RICE: Reactive Interaction Controller for Cluttered Canopy Environment

-- Robotic navigation in dense, cluttered environments such as agricultural canopies presents significant challenges due to physical and visual occlusion caused by leaves and branches. Traditional vision-based or model-dependent approaches often fail in these settings, where physical interaction without damaging foliage and branches is necessary to reach a target. We present a novel reactive controller that enables safe navigation for a robotic arm in a contact-rich, cluttered, deformable environment using end-effector position and real-time tactile feedback. Our proposed framework's interaction strategy is based on a trade-off between minimizing disturbance by maneuvering around obstacles and pushing through them to move towards the target. We show that over 35 trials in 3 experimental plant setups with an occluded target, the proposed controller successfully reached the target in all trials without breaking any branch and outperformed the state-of-the-art model-free controller in robustness and adaptability. This work lays the foundation for safe, adaptive interaction in cluttered, contact-rich deformable environments, enabling future agricultural tasks such as pruning and harvesting in plant canopies.

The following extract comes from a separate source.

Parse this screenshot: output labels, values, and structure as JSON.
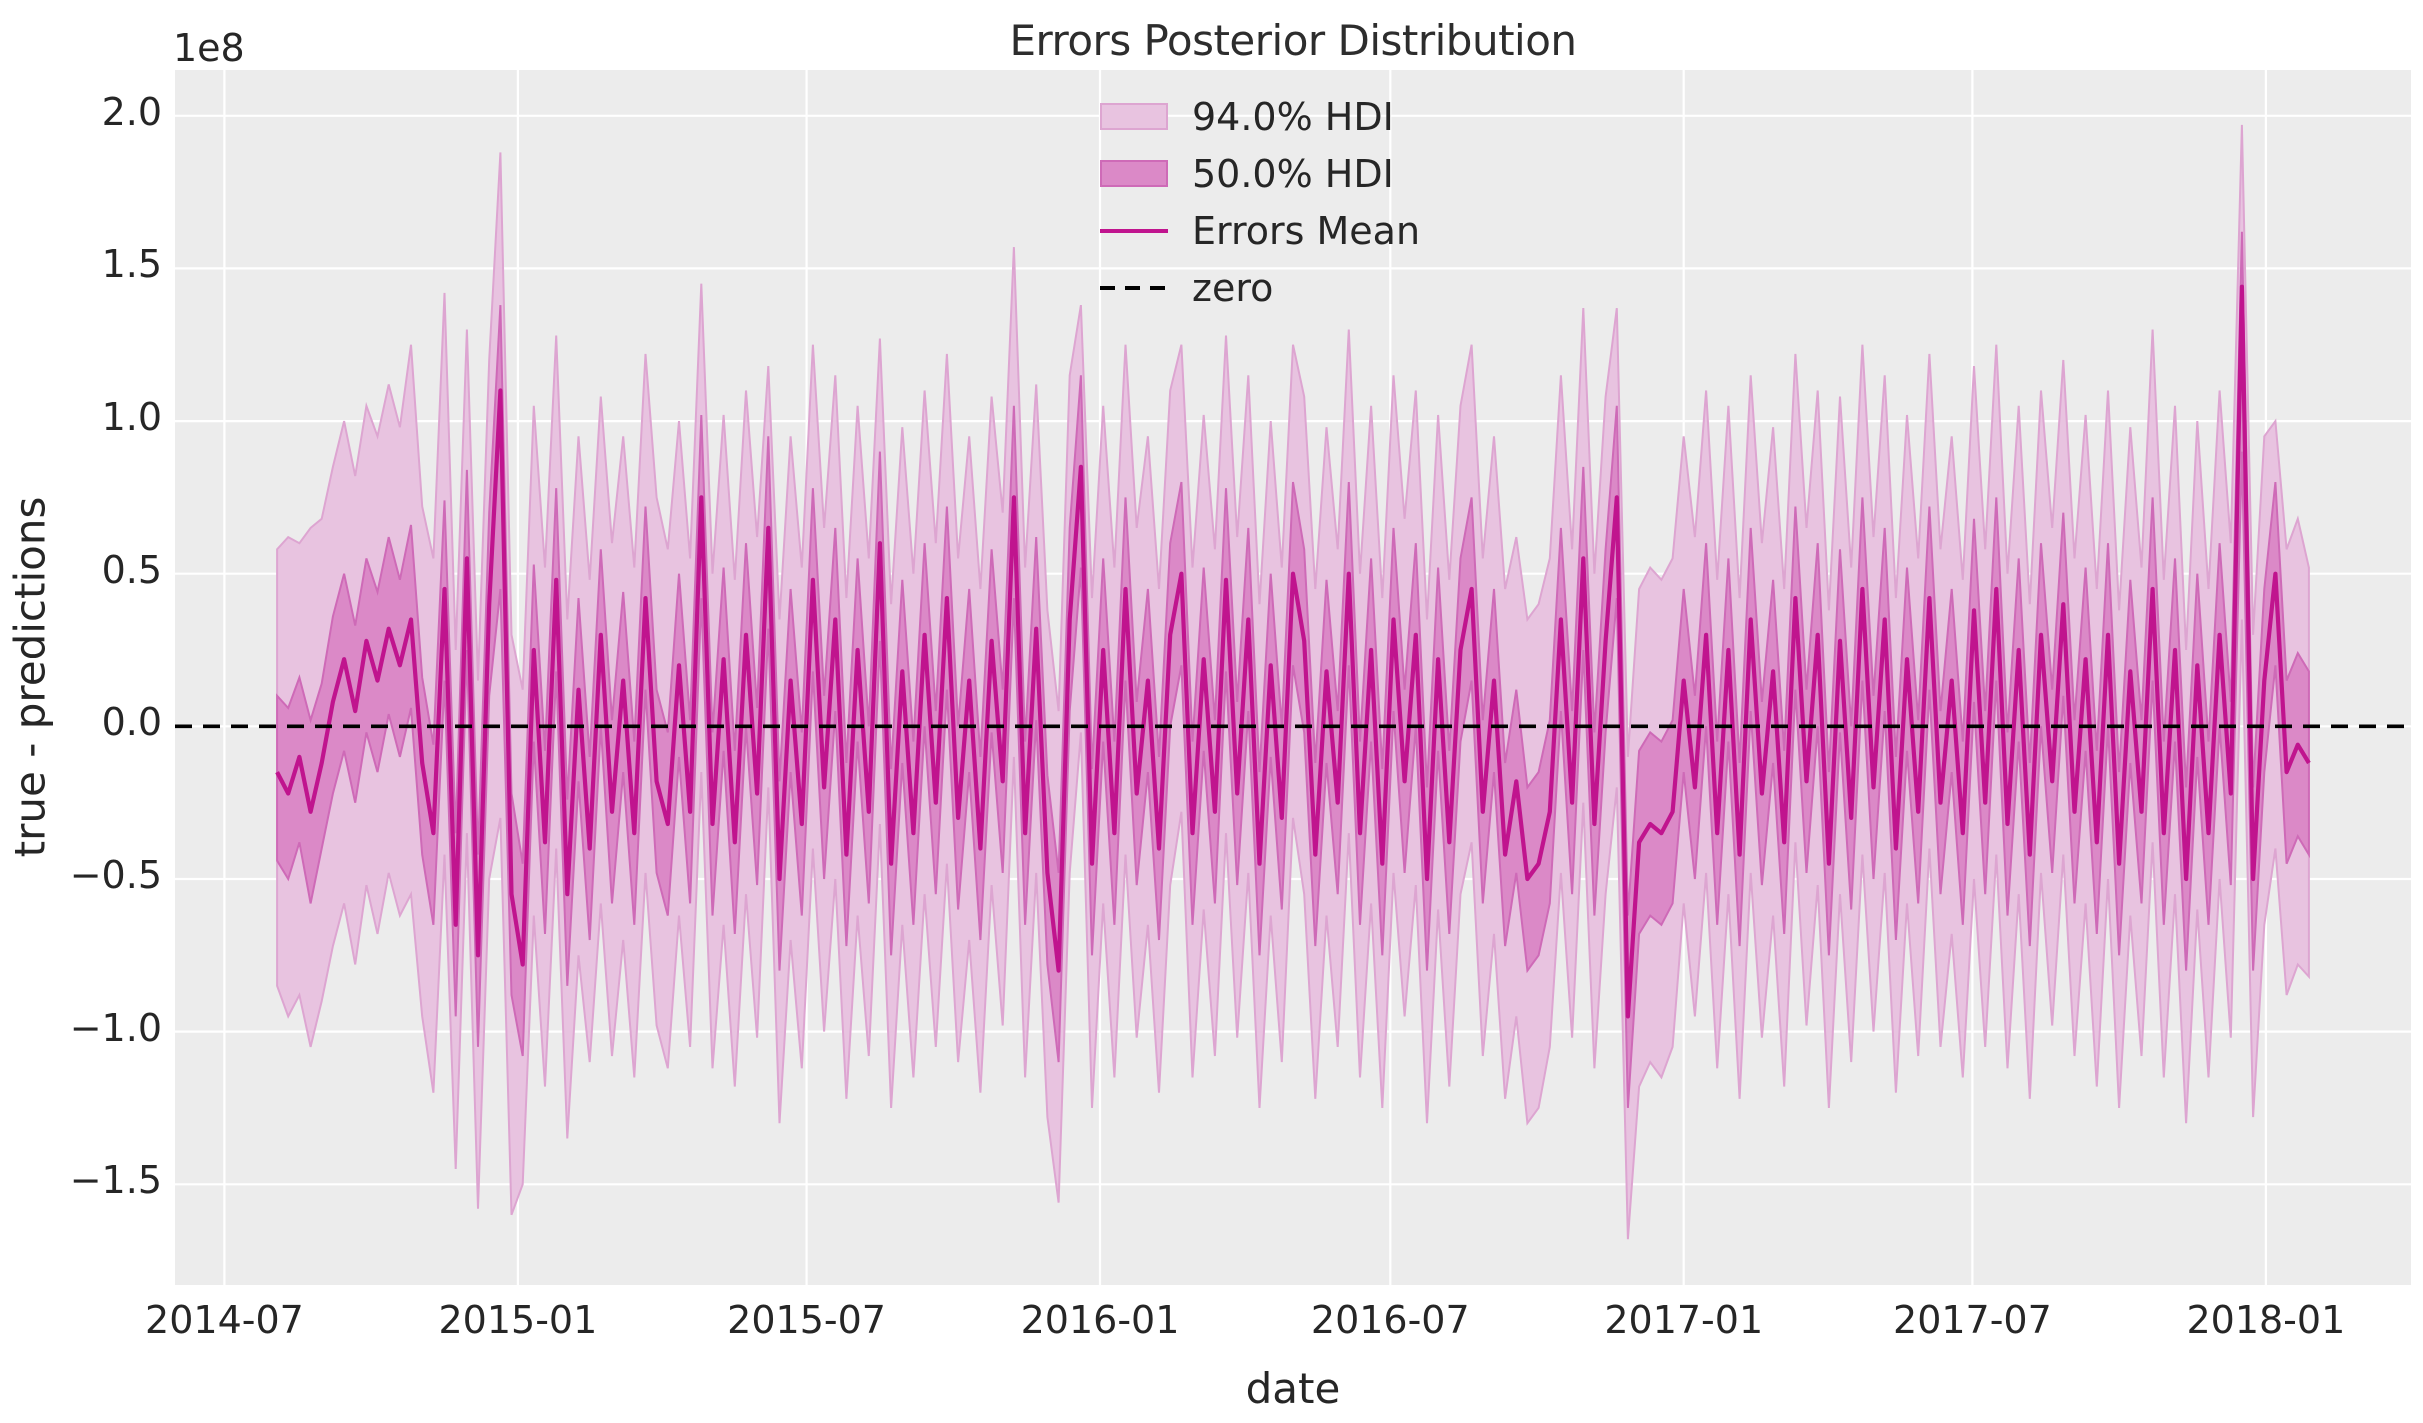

Robots struggle to operate in an agricultural environment due to dense and unstructured clutter, such as overlapping leaves and branches [1]. This clutter creates both physical obstructions, which require robots to interact with or navigate around obstacles, and visual occlusions, which hinder perception and path planning toward targets like fruits. When navigating cluttered environments, there are generally three possible strategies: pushing through obstacles, navigating around them, or adaptively combining both [2].